Silicone industrial continua sendo usado de forma clandestina no Brasil e representa risco extremo à vida

Apesar das campanhas de conscientização e da proibição da Anvisa, o uso do silicone industrial para fins estéticos segue sendo uma prática recorrente em clínicas clandestinas e por aplicadores não autorizados no Brasil. O produto, que não tem liberação para uso médico, é altamente tóxico e pode provocar danos irreversíveis à saúde, e até a morte.

O silicone industrial é um composto químico utilizado em indústrias mecânicas e de vedação. Por ser barato e de fácil acesso no mercado paralelo, ele acaba sendo aplicado ilegalmente como uma alternativa estética para aumento de volume nos glúteos, coxas, panturrilhas e outras regiões do corpo.

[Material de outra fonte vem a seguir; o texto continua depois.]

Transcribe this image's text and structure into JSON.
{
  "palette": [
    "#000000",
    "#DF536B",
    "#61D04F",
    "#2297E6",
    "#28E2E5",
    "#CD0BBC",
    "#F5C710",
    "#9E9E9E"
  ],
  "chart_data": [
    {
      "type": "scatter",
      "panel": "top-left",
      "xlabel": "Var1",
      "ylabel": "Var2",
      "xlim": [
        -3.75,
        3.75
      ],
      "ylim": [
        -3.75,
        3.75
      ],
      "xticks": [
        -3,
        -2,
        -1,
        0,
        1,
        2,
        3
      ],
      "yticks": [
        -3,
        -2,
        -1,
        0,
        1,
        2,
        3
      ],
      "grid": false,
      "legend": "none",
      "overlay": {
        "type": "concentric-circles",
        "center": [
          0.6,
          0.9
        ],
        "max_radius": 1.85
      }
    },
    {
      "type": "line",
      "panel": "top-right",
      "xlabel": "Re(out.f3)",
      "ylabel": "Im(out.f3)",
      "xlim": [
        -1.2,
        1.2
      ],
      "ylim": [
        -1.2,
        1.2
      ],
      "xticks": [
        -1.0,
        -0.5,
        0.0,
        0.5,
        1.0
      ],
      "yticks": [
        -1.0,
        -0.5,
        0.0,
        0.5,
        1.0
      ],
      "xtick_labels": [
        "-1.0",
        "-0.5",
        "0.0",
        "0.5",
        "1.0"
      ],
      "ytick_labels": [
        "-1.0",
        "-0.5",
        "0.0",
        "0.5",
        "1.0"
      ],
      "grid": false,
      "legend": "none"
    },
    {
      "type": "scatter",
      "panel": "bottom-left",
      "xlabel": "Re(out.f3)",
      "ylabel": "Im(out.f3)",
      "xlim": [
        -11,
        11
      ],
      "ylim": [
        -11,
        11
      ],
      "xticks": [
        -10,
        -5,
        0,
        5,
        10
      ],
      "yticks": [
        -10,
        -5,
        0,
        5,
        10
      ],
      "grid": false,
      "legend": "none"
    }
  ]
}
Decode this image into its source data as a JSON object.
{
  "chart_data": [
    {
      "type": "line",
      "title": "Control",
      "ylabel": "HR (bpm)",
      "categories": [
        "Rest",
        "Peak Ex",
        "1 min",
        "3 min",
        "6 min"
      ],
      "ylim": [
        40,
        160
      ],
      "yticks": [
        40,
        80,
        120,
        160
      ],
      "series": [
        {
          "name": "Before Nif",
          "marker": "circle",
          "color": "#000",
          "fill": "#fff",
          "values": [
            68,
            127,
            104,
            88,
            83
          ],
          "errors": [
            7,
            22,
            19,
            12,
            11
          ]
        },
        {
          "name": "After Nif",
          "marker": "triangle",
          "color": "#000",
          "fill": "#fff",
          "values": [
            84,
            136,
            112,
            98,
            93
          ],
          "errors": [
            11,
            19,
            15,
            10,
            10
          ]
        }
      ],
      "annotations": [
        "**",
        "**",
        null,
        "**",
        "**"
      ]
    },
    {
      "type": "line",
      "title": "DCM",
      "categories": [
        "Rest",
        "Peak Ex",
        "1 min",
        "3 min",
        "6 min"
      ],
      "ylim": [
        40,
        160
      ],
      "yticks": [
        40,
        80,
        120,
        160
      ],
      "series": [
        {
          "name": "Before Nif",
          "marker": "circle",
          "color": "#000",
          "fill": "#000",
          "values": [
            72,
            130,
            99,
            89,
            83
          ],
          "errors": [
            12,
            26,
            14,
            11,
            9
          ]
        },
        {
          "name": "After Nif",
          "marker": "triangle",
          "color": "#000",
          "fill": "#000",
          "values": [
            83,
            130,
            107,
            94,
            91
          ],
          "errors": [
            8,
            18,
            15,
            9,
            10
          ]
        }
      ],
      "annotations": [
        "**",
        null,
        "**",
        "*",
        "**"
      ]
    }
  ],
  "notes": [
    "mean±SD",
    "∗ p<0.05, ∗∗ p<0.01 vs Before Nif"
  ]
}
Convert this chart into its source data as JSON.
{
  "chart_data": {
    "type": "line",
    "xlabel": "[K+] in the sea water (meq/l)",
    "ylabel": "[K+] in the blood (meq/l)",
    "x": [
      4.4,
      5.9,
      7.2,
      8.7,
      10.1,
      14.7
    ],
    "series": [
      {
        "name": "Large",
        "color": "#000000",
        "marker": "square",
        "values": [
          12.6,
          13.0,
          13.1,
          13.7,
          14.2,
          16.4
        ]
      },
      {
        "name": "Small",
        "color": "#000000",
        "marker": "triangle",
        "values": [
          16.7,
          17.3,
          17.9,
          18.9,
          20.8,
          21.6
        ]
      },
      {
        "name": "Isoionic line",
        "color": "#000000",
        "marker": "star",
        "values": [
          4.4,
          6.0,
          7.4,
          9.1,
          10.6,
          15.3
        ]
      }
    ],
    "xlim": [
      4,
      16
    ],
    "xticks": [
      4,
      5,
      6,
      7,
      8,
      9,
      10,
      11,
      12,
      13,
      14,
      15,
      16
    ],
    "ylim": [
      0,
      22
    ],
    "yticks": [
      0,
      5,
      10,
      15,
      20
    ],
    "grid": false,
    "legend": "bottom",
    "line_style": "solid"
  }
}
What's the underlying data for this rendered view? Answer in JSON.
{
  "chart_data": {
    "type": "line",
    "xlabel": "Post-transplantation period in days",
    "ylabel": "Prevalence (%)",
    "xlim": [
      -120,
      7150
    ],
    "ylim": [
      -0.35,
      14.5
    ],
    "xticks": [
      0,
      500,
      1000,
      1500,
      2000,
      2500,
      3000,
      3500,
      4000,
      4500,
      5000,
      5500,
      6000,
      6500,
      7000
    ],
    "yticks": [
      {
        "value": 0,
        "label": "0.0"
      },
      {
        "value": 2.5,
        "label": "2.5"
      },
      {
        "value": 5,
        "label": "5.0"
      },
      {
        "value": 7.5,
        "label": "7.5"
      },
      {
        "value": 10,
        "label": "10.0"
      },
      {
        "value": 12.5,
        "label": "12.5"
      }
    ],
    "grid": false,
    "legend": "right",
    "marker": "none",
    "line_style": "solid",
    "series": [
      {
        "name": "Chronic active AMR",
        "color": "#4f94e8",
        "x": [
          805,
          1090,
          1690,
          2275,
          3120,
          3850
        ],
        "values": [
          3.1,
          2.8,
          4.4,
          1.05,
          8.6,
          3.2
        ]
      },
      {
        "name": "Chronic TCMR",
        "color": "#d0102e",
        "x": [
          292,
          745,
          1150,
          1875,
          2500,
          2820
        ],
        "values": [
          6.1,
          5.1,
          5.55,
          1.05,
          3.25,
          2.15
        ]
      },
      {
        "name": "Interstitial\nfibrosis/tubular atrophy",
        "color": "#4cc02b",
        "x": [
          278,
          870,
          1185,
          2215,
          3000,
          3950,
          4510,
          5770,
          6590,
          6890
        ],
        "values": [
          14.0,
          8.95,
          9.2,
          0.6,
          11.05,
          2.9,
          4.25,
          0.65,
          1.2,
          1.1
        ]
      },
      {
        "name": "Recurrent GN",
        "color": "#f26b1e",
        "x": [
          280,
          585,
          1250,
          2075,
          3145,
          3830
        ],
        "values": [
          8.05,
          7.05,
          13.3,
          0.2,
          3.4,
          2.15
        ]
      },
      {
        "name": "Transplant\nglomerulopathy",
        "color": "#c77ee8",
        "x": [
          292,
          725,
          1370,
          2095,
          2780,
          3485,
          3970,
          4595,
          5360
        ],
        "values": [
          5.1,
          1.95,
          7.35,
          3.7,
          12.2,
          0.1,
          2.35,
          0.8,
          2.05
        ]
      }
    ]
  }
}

Segundo especialistas em cirurgia plástica e medicina legal, esse tipo de silicone, quando injetado no corpo humano, pode migrar para órgãos vitais, provocar infecções graves, necroses, embolias pulmonares e reações inflamatórias severas que demandam internação urgente.

Em muitos casos, os sintomas não aparecem imediatamente. Algumas vítimas relatam complicações meses ou até anos depois da aplicação. A remoção do silicone industrial é extremamente difícil e, em alguns casos, impossível sem causar deformidades.

A médica dermatologista Lívia Barreto alerta: “O silicone industrial é uma substância estranha ao corpo. Ele não se encapsula, migra com o tempo e pode levar à morte. Não existe aplicação segura.”

A Anvisa reforça que nenhuma forma de silicone líquido é aprovada para uso estético no país. Apenas próteses sólidas de silicone, com certificação, podem ser utilizadas em procedimentos cirúrgicos autorizados, e sempre por profissionais especializados e em ambiente hospitalar.

Casos recentes de complicações graves, como o da modelo que morreu em São Paulo após uma aplicação feita em domicílio, acendem o alerta para os riscos desse mercado ilegal.

A pena para quem realiza procedimentos clandestinos com silicone industrial pode incluir reclusão por lesão corporal grave, exercício ilegal da medicina e até homicídio doloso em casos de óbito

A orientação dos órgãos de saúde é clara: desconfie de ofertas com preços muito baixos, sempre procure clínicas certificadas e nunca aceite a aplicação de substâncias que não estejam autorizadas pela Anvisa.